Monday, 5 December 2011

'Faith and Fire' - James Swallow

Faith and Fire was an obvious choice from the box of goodies Black Library sent me to review. The cover is pretty damn cool. I wouldn't mess with her. When I turned the book around things got even better. I never heard of the Sisters of Battle before, but some googling revealed they are a elite warriors consisting of only women. This was all to get around a law, which declared the church was not allowed to have 'men at arms'. Unlike the astartes the Battle Sisters are 'ordinary' women trained to the very limits of what is humanly possible. They wear adapted power armour and their piousness and belief in the emperor may even protect them against the powers of the warp. KICK ASS!

Miriya is the and her sisters are tasked with escorting a captured renegade psyker back to the planet of his birth. The order was given by a high ranking church member, so although she would rather execute the witch on the spot she has little choice but to obey. While still out in space, part of the crew frees the witch, and Miriya has to return in disgrace. The members of the crew that are part of the mutiny shows no regard for their own safety, and many walk willingly into certain death. To cause the commotion needed for distraction they jump into the part of the machinery, which crushes them into a pulp. Their blood and gristle causes a break down, granting them the time to break out the witch and make their escape.

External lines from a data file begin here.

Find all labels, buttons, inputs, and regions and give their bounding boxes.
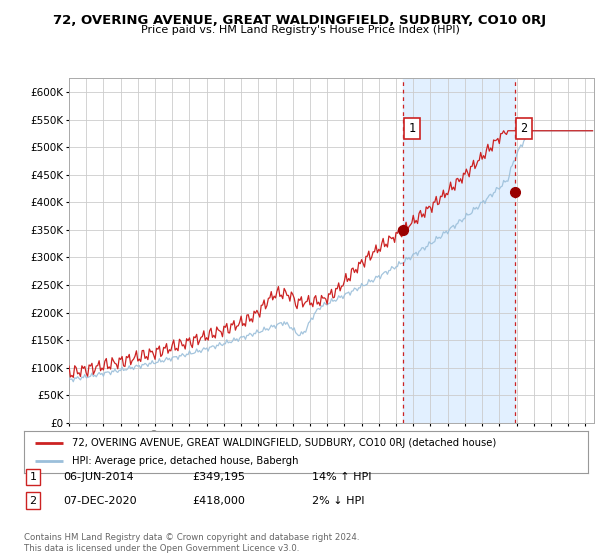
Bar [568, 78, 594, 423]
Text: Price paid vs. HM Land Registry's House Price Index (HPI): Price paid vs. HM Land Registry's House … [140, 25, 460, 35]
Text: 06-JUN-2014: 06-JUN-2014 [63, 472, 134, 482]
Text: £349,195: £349,195 [192, 472, 245, 482]
Text: 72, OVERING AVENUE, GREAT WALDINGFIELD, SUDBURY, CO10 0RJ: 72, OVERING AVENUE, GREAT WALDINGFIELD, … [53, 14, 547, 27]
Bar [568, 78, 594, 423]
Text: 07-DEC-2020: 07-DEC-2020 [63, 496, 137, 506]
Text: 14% ↑ HPI: 14% ↑ HPI [312, 472, 371, 482]
Text: £418,000: £418,000 [192, 496, 245, 506]
Bar [403, 78, 515, 423]
Text: 2: 2 [520, 122, 527, 135]
Text: 1: 1 [29, 472, 37, 482]
Text: 2% ↓ HPI: 2% ↓ HPI [312, 496, 365, 506]
Text: 72, OVERING AVENUE, GREAT WALDINGFIELD, SUDBURY, CO10 0RJ (detached house): 72, OVERING AVENUE, GREAT WALDINGFIELD, … [72, 438, 496, 448]
Text: Contains HM Land Registry data © Crown copyright and database right 2024.
This d: Contains HM Land Registry data © Crown c… [24, 533, 359, 553]
Text: 2: 2 [29, 496, 37, 506]
Text: 1: 1 [409, 122, 416, 135]
Text: HPI: Average price, detached house, Babergh: HPI: Average price, detached house, Babe… [72, 456, 298, 466]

I'm always a little worried when reading about a strong female character when written by a man. James Swallow avoids a few traps only to stumble into another pitfall. Miriya is a highly skilled soldier, both with firearms and close quarter combat. In spite of this a common thug manages to pin her down without much of a effort, and the only reason we are given is that he is a big guy. Surely a super soldier like Miriya should be able to deal with a brute without much of a problem. She is a Celestian, a veteran of many battles, not a cherry. Anyway, at least James Swallow does not waste any time describing how beautiful and sexy the Battle Sisters are.

Back to the plot. There is obviously a price to pay for failure. It always terrifies me how little regard there is for a human life in the Warhammer 40k universe. Even a highly trained soldier like a Battle Sister is not safe, and the church demands a sacrifice for their failure. Still, the renegade witch is still at large and he needs to be captured. The church's own soldier failed for many years to capture him, so the Battle Sisters are still the best women for the job. Miriya gets a chance to redeem herself. By now I pretty much expect nothing fancy from Faith and Fire. The psyker will lead the Battle Sisters on a merry cat and mouse dance . It turns out there is a lot more at stake here. Someone in a high position with a lot of money is up to no good. The question is, how high up does the corruption reach. Luckily cutting out corruption is what the Battle Sisters does best.

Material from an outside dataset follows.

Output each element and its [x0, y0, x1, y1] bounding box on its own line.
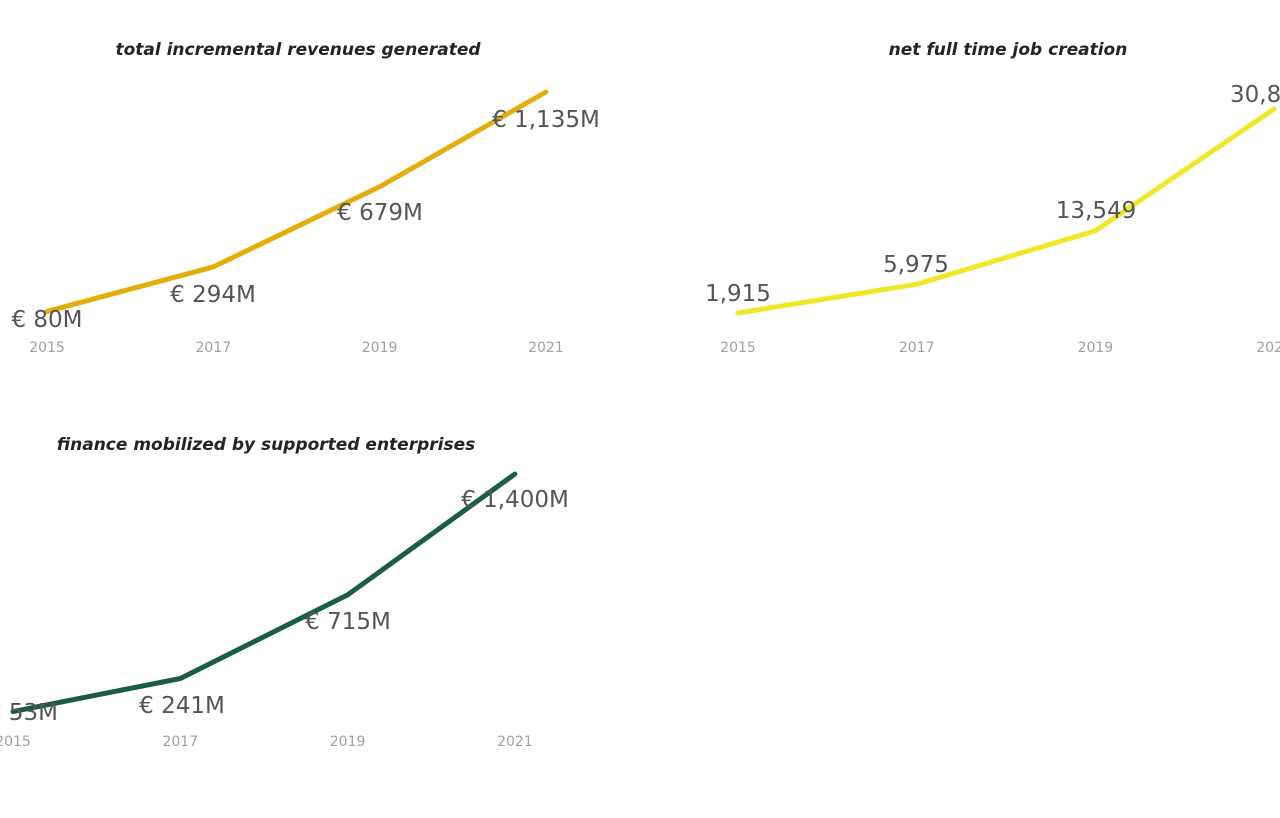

Once it was made clear how much more Faith and Fire has to offer plot-wise it got really exciting. The lore in Warhammer 40k is mind boggling, giving James Swallow a lot of room to awe and impress the reader. He does put some juicy tidbits on a plate before us. Faith and Fire is packed to the brim with action, both on a small and large scale. I much prefer the small woman to man, or woman to fire breathing psyker, than the more full blown battles. It's a little impersonal and it feels more like watching my bigger number reduce your smaller number into nothing. He does a much better job with smaller groups, and it gets the pulse going.

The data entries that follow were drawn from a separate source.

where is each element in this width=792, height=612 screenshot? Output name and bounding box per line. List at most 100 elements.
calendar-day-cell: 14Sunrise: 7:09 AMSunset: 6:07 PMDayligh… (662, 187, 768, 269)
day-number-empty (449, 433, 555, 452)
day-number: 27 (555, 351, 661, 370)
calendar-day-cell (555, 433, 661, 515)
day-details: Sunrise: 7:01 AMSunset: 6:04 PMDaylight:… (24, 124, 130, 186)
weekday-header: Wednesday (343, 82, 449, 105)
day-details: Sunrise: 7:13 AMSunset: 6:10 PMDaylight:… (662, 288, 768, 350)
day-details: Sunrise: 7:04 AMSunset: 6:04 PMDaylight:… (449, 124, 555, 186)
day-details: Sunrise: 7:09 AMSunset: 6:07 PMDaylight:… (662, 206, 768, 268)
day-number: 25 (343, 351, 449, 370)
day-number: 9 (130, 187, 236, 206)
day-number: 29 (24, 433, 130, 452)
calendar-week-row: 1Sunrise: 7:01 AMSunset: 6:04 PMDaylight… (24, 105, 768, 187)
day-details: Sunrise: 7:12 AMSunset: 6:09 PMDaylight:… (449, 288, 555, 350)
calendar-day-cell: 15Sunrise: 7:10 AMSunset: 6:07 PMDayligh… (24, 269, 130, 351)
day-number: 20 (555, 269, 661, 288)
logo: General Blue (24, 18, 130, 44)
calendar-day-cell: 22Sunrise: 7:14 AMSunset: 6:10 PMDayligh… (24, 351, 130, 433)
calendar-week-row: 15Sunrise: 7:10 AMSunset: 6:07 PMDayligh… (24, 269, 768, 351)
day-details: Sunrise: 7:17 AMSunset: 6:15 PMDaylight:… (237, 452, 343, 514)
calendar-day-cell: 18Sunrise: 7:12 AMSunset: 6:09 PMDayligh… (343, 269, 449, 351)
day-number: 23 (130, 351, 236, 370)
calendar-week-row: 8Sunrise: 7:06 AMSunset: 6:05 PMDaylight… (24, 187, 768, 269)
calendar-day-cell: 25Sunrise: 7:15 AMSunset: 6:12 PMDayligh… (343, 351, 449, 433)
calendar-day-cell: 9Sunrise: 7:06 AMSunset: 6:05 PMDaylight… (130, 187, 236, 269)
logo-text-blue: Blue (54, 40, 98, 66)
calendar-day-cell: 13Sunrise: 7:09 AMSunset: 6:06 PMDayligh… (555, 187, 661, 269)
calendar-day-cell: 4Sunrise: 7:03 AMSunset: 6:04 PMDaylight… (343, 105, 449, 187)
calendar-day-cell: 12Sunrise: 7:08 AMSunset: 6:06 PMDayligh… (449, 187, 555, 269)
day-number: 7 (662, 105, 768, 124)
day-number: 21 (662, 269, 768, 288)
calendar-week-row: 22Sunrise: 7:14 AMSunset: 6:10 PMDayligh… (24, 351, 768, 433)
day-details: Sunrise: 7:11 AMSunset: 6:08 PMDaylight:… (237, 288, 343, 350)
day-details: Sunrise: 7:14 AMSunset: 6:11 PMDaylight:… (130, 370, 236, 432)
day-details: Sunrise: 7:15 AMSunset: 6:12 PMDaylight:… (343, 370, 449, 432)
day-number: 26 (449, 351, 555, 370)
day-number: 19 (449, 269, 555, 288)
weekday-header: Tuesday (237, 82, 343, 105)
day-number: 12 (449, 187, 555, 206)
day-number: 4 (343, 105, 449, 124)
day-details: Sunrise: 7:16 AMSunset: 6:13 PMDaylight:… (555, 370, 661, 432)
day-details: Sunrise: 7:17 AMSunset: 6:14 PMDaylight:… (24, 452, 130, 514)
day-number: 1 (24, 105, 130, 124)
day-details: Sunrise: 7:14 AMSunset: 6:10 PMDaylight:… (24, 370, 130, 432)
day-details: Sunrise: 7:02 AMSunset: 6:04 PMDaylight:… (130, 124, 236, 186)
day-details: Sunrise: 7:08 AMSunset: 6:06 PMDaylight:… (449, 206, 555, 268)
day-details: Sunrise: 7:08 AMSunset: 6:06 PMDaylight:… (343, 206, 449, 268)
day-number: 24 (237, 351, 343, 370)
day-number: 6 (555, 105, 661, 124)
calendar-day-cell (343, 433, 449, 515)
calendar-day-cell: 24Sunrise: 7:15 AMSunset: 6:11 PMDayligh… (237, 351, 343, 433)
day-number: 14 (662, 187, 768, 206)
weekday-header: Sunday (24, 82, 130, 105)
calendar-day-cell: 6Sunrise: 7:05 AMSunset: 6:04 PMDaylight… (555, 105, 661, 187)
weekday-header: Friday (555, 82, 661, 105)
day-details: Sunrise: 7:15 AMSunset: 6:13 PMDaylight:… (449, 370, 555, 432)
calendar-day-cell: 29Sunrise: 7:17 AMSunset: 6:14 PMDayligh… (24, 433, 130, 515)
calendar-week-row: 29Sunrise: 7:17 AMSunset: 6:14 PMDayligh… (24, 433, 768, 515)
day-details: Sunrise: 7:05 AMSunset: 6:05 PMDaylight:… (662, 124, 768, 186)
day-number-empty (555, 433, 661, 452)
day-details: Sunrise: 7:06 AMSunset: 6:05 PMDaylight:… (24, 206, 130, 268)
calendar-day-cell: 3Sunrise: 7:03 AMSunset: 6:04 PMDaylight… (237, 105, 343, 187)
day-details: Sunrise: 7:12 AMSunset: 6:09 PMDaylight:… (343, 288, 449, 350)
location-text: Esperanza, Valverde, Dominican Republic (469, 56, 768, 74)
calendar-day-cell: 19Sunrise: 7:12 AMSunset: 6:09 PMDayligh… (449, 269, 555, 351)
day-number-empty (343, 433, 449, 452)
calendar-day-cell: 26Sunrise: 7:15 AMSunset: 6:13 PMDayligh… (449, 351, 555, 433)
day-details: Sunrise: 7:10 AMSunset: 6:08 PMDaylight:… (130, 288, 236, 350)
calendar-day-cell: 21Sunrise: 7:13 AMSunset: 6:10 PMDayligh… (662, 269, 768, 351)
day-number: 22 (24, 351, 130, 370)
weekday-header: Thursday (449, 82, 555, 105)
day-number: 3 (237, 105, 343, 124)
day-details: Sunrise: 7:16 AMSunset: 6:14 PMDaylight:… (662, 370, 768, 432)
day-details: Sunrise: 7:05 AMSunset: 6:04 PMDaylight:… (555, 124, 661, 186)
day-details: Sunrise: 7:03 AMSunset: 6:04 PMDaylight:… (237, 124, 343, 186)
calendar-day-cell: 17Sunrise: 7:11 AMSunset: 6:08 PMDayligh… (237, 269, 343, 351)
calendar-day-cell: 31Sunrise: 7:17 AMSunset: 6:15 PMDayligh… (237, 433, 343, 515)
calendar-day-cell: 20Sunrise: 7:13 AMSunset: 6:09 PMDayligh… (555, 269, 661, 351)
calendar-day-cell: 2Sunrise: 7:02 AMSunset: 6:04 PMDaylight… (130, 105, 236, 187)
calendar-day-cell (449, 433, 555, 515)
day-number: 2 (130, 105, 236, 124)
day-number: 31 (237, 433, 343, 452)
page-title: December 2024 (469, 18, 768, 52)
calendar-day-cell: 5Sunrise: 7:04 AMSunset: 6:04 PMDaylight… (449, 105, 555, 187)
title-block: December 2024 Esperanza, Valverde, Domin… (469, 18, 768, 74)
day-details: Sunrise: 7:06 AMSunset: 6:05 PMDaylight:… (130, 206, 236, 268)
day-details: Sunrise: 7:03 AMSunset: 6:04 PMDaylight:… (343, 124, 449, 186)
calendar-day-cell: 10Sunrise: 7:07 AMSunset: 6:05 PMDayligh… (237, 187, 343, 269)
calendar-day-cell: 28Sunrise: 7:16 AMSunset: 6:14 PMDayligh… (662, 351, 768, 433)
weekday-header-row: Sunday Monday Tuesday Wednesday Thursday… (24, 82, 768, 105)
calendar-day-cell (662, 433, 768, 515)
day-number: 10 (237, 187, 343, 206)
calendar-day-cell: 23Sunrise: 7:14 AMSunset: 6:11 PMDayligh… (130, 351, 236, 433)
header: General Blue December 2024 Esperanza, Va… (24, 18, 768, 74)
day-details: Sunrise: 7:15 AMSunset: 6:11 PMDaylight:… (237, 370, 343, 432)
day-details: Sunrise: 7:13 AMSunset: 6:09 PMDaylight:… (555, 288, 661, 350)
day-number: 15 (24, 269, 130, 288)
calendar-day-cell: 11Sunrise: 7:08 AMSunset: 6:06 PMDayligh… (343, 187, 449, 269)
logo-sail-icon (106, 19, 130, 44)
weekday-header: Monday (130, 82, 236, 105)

Faith and Fire is a very entertaining book and action packed book. It was refreshing to read about the Battle Sisters, which until now I never heard of. Any problems I had with Faith and Fire are easy to overlook, and it's well worth reading. It's a very intense read and whereas I never felt I connected much with the characters, I sure did connect with the story. My high goose-bumps count of three will attest to that. I will certainly read the next installment in the series, Hammer and Anvil.

Faith and Fire weighs in at 416 pages and is published by The Black Library.

Recommendation: read


  1. Cool, thanks for the review, Erik.

    I've been a little gun-shy (pun intended) when it comes to James Swallow. If you think it's worth a read, though, I'll pick it up and add it to my own Black Library shelf.

  2. I'm a little gun shy too. I may remain so. I love kick ass women, but as well as I often find women adapt to writing men, men do seem to do poorly writing women. I think it may be that in every day life women are pushed to have to see men and a man's world from their pov all the time. Men rarely are.

    I agree with you completely that small groups are better plots. However, I fall short on two accounts. You say the characters are shallow but the plot is great. I'm a character girl. For me, they are the beginning and the end. Their choices, building up, create their way and the plot. The world should revolve around the characters, not visa versa. So I'm a no go if the characters aren't strong. I just quit reading at some point.

    The other point is that I am prone to the rabble rouser. I'd root for the witch. I can't help it. The establishment annoys me.

  3. Bets and Mark - I just finished reading The Emperor's Finest which i think will be more to your liking. Will try and get a review up in the next couple of days.